Lunedì, 25 agosto 2008
IPOTESI #1081: Non esistono giornate di 24 ore, ma solo ed esclusivamente giornate di tre quarti d'ora, o giornate che durano due mesi.
COROLLARIO ALL'IPOTESI #1081: In una giornata incredibilmente lunga, non è che non vi cerca nessuno: semplicemente, lo fanno e ve lo dicono un minuto prima che voi crolliate a letto, esausti.
Domenica, 25 maggio 2008
IPOTESI: Lo studio dell'estetica e della filosofia della musica si rivela del tutto impraticabile in presenza di almeno due di questi elementi: a) un compositore e un improvvisato librettista, entrambi in un denso vortice emotivo-sentimentale (non l'uno con l'altro) b) una bottiglia di raki c) la vittoria della Roma in Coppa Italia, 2-1 contro l'Inter
EMENDAMENTO ALL'IPOTESI: In effetti, l'esperienza e i dati empirici sembrerebbero confermare che, a ben vedere, uno solo degli elementi di cui all'ipotesi #992, basterebbe per impedire lo studio di qualsiasi cosa.
Martedì, 22 aprile 2008
IPOTESI #487: In occasione di un evento pubblico all'aperto (concerto, manifestazione, assemblea), nonostante la pioggia, il maltempo, e i segnali evidenti dell'imminente Apocalisse, il numero di partecipanti o spettatori rimane sempre superiore a quanto ci si sarebbe potuto aspettare. IPOTESI #488: In occasione dell'evento pubblico di cui all'Ipotesi #487, le possibilità di incontrare persone che conoscete (e che in quella data situazione non vorreste assolutamente incontrare) aumenta in maniera direttamente proporzionale alla vostra voglia di non incontrarle. Altro che piani misteriosi. Dovremmo essere ninja.
Venerdì, 18 aprile 2008
IPOTESI: In un ascensore che viaggia a velocità normale verso l'ultimo piano di un edificio, le possibilità di strappare da un maglione (altrui) l'orecchino rimasto impigliato sono inversamente proporzionali ai secondi che mancano all'apertura delle porte dell'ascensore stesso.
DERIVA ALL'IPOTESI: Se il maglione è vostro, forse è il caso di optare per qualche seduta da un fisioterapista bravo.
COROLLARIO ALL'IPOTESI: Per quanto riguarda l'orecchio che rimarrà rosso tutto il giorno, non vi sono Ipotesi di riferimento, ma solo del ghiaccio in abbondanza. Per quanto riguarda il sorriso ebete che avete nel contare le varie cicatrici "di guerra" non c'è proprio alcun rimedio.
Venerdì, 11 aprile 2008
Se al mattino, nonostante il maltempo, il mal di testa, e la precisa sensazione che la giornata sarà una merda colossale, vi capita di sperimentare le seguenti cose: - il caffè è già pronto, caldo, e non dovete fare altro che alzarvi e berlo
- trovate una sigaretta che avete girato ieri notte, pronta per essere fumata e non dovete nemmeno prendere la briga di cercare l'accendino, perchè è là vicino
- tre attempate e allegre signore, vostre vicine di casa, vi salutano calorosamente non appena uscite in balcone
- sulla ringhiera del suddetto balcone trovate due passerotti che cinguettano, e non accennano ad andarsene nemmeno quando vi sedete a un metro da loro
- vostra madre fischietta L'Internazionale e, stranamente, sorride
- la prima canzone che ascoltate è Ain't No Mountain High Enough (Marvin Gaye e Tammi Terrell)

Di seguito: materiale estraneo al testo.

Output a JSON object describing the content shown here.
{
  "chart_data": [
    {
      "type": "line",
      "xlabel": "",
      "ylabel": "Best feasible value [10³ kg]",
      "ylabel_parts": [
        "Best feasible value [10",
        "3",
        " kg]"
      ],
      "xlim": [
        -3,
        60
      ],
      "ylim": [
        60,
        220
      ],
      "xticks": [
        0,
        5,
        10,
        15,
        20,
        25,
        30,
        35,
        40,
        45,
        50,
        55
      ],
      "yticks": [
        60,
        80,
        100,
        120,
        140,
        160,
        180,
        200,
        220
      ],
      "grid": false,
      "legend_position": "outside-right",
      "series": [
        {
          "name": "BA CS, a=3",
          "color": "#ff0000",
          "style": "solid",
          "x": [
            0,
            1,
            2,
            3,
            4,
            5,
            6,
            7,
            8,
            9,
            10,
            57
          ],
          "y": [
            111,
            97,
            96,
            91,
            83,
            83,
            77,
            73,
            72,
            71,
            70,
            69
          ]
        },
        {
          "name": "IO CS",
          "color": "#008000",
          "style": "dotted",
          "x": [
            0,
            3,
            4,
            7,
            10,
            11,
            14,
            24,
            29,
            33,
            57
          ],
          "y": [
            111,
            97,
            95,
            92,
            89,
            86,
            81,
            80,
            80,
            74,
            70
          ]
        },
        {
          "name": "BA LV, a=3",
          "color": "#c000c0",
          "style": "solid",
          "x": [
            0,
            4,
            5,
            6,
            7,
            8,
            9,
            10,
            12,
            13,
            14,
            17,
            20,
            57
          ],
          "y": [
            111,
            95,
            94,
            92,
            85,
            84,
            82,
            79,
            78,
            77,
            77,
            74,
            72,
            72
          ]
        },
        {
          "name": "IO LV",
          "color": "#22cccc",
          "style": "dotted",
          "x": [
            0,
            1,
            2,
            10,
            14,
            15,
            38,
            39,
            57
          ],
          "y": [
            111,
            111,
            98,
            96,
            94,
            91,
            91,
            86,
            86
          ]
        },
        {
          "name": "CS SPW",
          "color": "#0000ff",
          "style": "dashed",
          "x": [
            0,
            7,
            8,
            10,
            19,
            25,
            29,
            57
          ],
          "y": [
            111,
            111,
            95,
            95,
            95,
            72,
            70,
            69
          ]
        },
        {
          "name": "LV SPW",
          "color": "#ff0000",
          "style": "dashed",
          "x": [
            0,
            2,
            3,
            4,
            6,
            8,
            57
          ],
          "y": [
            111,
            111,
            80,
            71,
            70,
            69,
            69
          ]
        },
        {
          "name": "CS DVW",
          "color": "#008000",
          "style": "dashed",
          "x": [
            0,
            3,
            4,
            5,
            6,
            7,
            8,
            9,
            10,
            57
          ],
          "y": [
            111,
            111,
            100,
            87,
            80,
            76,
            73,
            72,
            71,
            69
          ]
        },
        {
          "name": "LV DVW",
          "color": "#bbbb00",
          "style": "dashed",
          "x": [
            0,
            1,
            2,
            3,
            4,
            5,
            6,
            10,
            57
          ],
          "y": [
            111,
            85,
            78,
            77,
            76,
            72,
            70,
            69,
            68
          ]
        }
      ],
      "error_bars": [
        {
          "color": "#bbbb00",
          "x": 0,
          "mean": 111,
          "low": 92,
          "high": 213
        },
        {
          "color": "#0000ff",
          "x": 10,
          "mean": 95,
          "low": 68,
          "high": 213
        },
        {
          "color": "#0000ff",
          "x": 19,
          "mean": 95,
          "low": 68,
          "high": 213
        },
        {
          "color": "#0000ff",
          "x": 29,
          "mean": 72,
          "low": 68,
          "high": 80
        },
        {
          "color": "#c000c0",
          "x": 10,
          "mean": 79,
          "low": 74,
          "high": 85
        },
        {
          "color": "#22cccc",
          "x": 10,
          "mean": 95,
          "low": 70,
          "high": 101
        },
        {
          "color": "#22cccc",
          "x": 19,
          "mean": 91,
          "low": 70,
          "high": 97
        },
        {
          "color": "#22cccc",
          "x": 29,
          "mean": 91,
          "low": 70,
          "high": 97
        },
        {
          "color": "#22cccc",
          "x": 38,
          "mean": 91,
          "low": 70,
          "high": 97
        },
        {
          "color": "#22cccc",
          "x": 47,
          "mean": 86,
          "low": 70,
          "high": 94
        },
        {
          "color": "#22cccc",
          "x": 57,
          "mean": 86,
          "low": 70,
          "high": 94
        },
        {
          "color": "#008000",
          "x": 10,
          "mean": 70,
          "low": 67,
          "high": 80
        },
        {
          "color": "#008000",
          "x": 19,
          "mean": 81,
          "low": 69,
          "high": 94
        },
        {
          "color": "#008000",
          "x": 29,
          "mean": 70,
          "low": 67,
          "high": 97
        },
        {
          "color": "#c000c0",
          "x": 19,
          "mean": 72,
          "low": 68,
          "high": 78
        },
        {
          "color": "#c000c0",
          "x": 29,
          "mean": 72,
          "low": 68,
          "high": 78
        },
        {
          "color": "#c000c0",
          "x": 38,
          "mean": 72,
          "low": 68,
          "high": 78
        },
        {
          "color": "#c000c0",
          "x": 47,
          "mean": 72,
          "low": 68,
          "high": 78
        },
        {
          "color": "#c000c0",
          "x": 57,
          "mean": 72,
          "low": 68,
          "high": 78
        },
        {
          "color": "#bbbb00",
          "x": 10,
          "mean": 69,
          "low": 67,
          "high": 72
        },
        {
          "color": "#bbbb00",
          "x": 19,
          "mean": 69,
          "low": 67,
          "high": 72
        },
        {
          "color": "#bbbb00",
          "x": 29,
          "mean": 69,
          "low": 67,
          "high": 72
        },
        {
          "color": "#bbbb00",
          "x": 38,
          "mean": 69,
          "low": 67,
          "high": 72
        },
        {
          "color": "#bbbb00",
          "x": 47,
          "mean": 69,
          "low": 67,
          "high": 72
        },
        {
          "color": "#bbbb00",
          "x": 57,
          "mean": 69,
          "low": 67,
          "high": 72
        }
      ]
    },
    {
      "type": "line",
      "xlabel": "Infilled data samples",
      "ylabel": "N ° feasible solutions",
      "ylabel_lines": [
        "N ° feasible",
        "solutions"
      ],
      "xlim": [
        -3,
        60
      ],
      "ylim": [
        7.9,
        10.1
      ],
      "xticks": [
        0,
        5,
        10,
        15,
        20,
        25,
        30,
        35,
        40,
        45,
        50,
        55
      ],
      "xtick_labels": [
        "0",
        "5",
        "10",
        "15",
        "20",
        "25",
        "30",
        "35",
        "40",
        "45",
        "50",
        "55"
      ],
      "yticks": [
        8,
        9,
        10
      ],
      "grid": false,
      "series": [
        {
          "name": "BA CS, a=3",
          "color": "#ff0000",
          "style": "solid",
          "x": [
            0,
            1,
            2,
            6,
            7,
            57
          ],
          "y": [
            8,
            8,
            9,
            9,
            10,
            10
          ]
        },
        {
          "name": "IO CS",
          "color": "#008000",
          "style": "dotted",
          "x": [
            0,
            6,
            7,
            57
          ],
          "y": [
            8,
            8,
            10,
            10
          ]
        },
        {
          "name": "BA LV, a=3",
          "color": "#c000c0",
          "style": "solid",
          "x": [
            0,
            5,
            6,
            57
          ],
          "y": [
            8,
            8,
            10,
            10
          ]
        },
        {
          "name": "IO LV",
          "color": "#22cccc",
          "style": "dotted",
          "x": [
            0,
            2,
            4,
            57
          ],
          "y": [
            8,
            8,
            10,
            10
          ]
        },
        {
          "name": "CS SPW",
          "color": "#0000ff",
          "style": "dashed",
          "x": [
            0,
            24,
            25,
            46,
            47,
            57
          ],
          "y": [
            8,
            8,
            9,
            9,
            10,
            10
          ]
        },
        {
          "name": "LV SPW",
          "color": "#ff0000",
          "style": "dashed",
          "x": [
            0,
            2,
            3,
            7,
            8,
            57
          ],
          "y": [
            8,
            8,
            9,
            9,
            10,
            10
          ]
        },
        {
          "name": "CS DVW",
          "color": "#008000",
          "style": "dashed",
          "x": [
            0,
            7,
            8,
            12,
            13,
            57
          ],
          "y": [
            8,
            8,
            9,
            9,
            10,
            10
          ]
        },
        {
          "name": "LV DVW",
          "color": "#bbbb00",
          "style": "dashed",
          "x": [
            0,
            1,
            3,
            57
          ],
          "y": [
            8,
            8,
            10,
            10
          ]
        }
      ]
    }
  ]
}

- il libro che pescate a caso dalla libreria è una raccolta di Sonetti di W. Shakespeare
- scesi a portare il cane, incontrate un vostro amico d'infanzia, felicissimo per aver trovato un cucciolo di spinone per strada, che ora coccola come un figlio
- nella vostra casella e-mail arriva la comunicazione che qualcuno a cui tieni molto aspetta un bambino,
forse è il caso di togliervi dal viso quel brutto muso (sì, anche se il vostro parrucchiere ha trattato la vostra testa come un epilettico tratterebbe un giardino avendo un tagliaerba in mano). Il mondo vi sta chiaramente palesando la sua disponibilità a farvi vivere felice. P.S.: Auguri, tesoro mio. Sarai una mamma meravigliosa.